Arvin followed him down the corridor. The farther along it they went, the hotter and drier-and muskier-the air became. Arvin couldn’t imagine having to spend his whole life working in this snake-stink. It was already making his temples pound. “Here,” he said, fishing a silver piece out of a pocket and holding it out to the boy. “Keep this somewhere safe, where the others won’t find it. Maybe you’ll have enough to buy your freedom, one day.”

The boy eyed the coin in Arvin’s hand suspiciously.

“Nothing is expected of you,” Arvin reassured him. “It’s just a gift.”

The boy plucked the coin from Arvin’s hand and tucked it into his own pocket then grinned. As they reached a point where sunlight flooded into the corridor from the large room beyond, he dropped to his knees, tugging on Arvin’s shirt as he did so. “We’re not allowed to stand,” he whispered.

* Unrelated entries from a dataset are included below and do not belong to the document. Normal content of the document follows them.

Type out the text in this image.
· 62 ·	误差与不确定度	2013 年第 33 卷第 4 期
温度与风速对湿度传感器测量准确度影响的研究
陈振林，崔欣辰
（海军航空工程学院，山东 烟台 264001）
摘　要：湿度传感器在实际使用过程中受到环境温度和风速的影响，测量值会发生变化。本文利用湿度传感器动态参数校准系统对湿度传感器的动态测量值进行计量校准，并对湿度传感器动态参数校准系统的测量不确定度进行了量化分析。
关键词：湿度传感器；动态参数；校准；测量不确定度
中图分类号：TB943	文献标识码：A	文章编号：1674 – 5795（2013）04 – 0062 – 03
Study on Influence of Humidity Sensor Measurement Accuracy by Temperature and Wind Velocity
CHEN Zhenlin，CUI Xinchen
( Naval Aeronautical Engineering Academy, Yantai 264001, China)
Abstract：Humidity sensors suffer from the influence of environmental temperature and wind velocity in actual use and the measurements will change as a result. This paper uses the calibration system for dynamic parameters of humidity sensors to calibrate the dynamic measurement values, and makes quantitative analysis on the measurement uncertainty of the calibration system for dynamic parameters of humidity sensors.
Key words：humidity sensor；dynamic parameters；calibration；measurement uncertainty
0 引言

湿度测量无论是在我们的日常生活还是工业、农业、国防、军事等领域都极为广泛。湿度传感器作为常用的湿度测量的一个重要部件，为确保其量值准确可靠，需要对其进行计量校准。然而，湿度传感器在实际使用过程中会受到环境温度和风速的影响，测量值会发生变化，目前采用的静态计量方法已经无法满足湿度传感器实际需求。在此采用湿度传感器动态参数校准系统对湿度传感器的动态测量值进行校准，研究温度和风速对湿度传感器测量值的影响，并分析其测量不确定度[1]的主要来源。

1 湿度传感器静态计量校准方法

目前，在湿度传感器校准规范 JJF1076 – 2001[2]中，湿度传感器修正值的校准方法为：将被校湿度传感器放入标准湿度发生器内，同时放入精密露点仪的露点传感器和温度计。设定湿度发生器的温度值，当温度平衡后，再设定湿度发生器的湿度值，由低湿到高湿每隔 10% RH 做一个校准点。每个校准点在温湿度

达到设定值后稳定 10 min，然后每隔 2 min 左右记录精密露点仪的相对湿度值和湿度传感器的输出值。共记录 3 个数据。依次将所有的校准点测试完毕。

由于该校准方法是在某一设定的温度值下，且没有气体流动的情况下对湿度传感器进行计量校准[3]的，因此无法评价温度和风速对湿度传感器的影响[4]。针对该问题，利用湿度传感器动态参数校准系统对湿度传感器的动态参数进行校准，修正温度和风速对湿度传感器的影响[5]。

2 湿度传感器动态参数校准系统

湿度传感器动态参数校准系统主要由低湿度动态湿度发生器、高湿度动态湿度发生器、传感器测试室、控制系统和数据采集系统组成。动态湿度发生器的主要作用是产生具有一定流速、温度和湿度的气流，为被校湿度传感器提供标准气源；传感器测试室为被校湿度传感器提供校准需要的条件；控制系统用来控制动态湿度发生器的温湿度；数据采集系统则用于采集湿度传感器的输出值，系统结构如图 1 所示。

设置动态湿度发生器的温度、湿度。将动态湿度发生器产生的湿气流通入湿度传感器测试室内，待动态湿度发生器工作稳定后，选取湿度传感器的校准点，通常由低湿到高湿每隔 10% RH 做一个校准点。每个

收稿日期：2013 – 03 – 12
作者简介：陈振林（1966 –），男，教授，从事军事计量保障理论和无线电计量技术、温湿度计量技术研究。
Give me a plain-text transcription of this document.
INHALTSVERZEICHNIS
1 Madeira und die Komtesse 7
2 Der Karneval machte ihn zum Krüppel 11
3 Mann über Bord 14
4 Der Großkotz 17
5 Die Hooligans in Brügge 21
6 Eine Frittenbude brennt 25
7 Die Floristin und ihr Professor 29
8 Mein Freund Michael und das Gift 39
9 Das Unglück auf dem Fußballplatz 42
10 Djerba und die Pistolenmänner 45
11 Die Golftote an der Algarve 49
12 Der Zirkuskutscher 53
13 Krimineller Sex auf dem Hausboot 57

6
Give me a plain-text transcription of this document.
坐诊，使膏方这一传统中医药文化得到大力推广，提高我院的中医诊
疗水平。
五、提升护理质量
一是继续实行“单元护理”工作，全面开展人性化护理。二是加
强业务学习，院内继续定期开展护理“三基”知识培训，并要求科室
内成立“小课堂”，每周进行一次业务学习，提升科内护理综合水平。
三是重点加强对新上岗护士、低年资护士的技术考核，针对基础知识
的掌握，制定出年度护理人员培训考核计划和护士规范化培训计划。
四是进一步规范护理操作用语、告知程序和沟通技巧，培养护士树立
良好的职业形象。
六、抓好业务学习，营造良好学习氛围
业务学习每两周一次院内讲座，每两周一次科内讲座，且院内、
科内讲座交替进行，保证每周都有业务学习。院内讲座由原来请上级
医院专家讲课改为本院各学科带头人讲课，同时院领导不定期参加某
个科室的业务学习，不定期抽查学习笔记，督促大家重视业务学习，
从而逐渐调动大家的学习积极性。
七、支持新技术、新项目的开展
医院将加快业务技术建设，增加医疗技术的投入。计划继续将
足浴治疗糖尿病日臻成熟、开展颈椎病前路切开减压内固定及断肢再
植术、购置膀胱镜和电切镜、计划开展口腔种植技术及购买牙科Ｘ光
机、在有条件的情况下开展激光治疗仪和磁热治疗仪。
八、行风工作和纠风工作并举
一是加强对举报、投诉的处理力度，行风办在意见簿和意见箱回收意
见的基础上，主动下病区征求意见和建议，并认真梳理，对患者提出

Arvin wasn’t sure if this rule applied to free men, but he complied. Dropping into a kneel, he followed the boy into the main room of the Solarium, trouser knees scuffing against the floor.

The sunning room of the Solarium was even larger than he’d imagined. The enormous circular chamber, capped by its high dome of glass, was bathed in hot, bright sunlight. Perhaps a hundred or more yuan-ti lounged on a series of low stone platforms on the floor, while snakes of every color and size-either more yuan-ti or their pets-hung from the delicate framework of wooden arches that connected one platform to the next. Some of the yuan-ti could pass for human at a distance while others had obvious serpent tails, heads, or torsos. They lay naked in the bright sunlight, men and women together, in some cases coiled in what Arvin would have assumed were sexual unions were it not for the slow, sleepy languor that pervaded the place. Human slaves-most of them young children-moved between the platforms on their knees, offering the yuan-ti sips of blood-tinged water or thumb-sized locusts, impaled on skewers and still twitching.